The Peak Tower and Galleria complex atop the summit is filled with restaurants and even a Madame Tussauds Museum. There’s also a walking trail that encircles the summit, offering a pleasant stroll through lovely gardens and, of course, a breathtaking 360-degree view on clear days. If you’re visiting on your own, it’s best to get an early start. Crowds can cause the wait to be an hour or more.
# In Kowloon, the Tsim Sha Tsui area offers vibrant shopping districts, colonial architecture, modern high-rises and lovely parks. It is home to Nathan Road — a must-see, especially at night, when clubs, restaurants and hotels switch on their gaudy neon signs. Kowloon Park, which is on Nathan Road, is a lovely refuge in the middle of the bustling city, with fountains, a rose garden, a waterfowl exhibit and more. In the morning, you’ll encounter folks of all ages performing Tai Chi exercises near the outdoor sculpture garden and lake.
# If you’ve maxed out your credit cards, consider visiting one of the three museums along the harbor: the Museum of Art, the Cultural Centre or the Space Museum. Banners announce special shows. A bit farther away, you’ll also find the Science Museum and the Museum of History.
# The Hong Kong skyline is transformed each night at 8 p.m. into a tapestry of colored light by means of computer-controlled lasers.
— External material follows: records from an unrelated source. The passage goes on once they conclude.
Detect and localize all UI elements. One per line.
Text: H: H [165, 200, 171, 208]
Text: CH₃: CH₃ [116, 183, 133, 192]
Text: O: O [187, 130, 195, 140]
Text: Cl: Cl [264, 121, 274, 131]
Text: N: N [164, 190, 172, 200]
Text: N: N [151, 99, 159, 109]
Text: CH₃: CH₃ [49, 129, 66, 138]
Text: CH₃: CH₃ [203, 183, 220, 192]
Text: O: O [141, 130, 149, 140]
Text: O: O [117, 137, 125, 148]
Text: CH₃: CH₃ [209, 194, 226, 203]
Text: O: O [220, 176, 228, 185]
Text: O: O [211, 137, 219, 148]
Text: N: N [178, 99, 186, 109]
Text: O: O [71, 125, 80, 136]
The show is synchronized with music and narration. The best spot for viewing the Symphony of Lights is along the Waterfront Promenade, just beyond the Star Ferry terminal.
# In addition to its three districts, Hong Kong encompasses an array of outlying islands within an hour’s ferry ride. Each offers a number of outdoor activities that are a marked contrast to the hustle and bustle of the city. Cheung Chau is a perfect getaway for biking enthusiasts, as there are no cars on the island.Lantau Island is home to the ultra-modern international airport. You’ll also find superb beaches, scenic walks and a monastery with the world’s largest outdoor sculpture of the seated Buddha. Visit Lamma Island for great seafood and scenic surroundings. Sai Kung, referred to as Hong Kong’s “back garden,” offers numerous outdoor dining establishments.
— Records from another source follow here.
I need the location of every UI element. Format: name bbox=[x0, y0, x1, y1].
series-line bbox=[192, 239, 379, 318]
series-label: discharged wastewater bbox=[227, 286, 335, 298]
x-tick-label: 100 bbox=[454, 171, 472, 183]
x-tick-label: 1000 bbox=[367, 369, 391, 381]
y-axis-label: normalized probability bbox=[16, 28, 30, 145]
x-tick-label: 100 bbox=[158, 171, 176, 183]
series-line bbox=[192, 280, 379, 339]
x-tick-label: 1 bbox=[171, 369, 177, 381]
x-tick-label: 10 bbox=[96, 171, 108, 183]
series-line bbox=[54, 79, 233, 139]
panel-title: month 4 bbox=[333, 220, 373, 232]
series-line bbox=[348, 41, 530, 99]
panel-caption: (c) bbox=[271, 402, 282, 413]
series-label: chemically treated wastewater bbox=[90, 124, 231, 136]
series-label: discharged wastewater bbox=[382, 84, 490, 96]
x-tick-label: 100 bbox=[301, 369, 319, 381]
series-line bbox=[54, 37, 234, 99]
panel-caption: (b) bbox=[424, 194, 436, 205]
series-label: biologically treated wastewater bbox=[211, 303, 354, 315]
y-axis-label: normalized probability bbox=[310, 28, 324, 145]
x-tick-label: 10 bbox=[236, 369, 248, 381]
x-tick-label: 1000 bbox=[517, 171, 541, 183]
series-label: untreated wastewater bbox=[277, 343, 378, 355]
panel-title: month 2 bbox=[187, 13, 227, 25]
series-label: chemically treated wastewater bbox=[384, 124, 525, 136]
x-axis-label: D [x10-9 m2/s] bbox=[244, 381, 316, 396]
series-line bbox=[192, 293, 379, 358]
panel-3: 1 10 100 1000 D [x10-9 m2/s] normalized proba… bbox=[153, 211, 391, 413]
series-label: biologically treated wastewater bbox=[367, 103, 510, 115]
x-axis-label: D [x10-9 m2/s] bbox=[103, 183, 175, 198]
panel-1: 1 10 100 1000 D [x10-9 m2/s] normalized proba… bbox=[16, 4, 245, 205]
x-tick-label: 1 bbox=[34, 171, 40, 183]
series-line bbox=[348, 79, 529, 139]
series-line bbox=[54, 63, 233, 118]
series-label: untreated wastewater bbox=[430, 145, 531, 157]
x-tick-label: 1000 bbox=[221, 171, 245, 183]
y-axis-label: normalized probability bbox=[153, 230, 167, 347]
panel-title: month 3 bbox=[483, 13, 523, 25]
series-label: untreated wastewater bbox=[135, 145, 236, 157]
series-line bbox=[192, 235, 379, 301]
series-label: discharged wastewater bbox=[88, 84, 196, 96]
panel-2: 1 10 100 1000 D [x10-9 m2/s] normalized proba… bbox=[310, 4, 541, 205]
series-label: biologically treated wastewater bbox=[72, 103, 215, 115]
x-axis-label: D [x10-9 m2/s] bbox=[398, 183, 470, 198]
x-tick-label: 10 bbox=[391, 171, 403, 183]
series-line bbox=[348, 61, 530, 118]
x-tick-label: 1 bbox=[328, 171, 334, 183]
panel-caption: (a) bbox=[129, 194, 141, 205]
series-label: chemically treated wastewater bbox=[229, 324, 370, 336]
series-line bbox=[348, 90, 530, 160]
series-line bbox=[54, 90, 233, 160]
# If you’ve got a few days in Hong Kong, consider a trek to Macau. The former Portuguese colony reverted to Chinese rule in 1999. The island is about an hour from Hong Kong by “jetfoil” boat, and makes for an amusing excursion. Macau’s primary claim to fame these days is its Las Vegas-style casinos, some operated by Las Vegas gaming consortia. It also has a historic sector that is designated as a UNESCO World Heritage Site. Macau is jammed on weekends and holidays with folks coming to party from Hong Kong — and long waits at customs — so it’s best to visit during the week.
# If you’d like more adventure, take a visit to mainland China. It’s pretty easy to get to the city of Shenzhen, a special “economic zone” in the southern coast of Guangdong Province. You’ll need a visa, obtainable in Hong Kong, though it can take a day or two to process. A 45-minute train ride will take you to the Chinese border, or you can opt for a one-hour jetfoil ride instead. Shenzhen is a haven for those interested in fake designer goods, and it also has a few noteworthy amusement parks, in addition to thousands of years of history.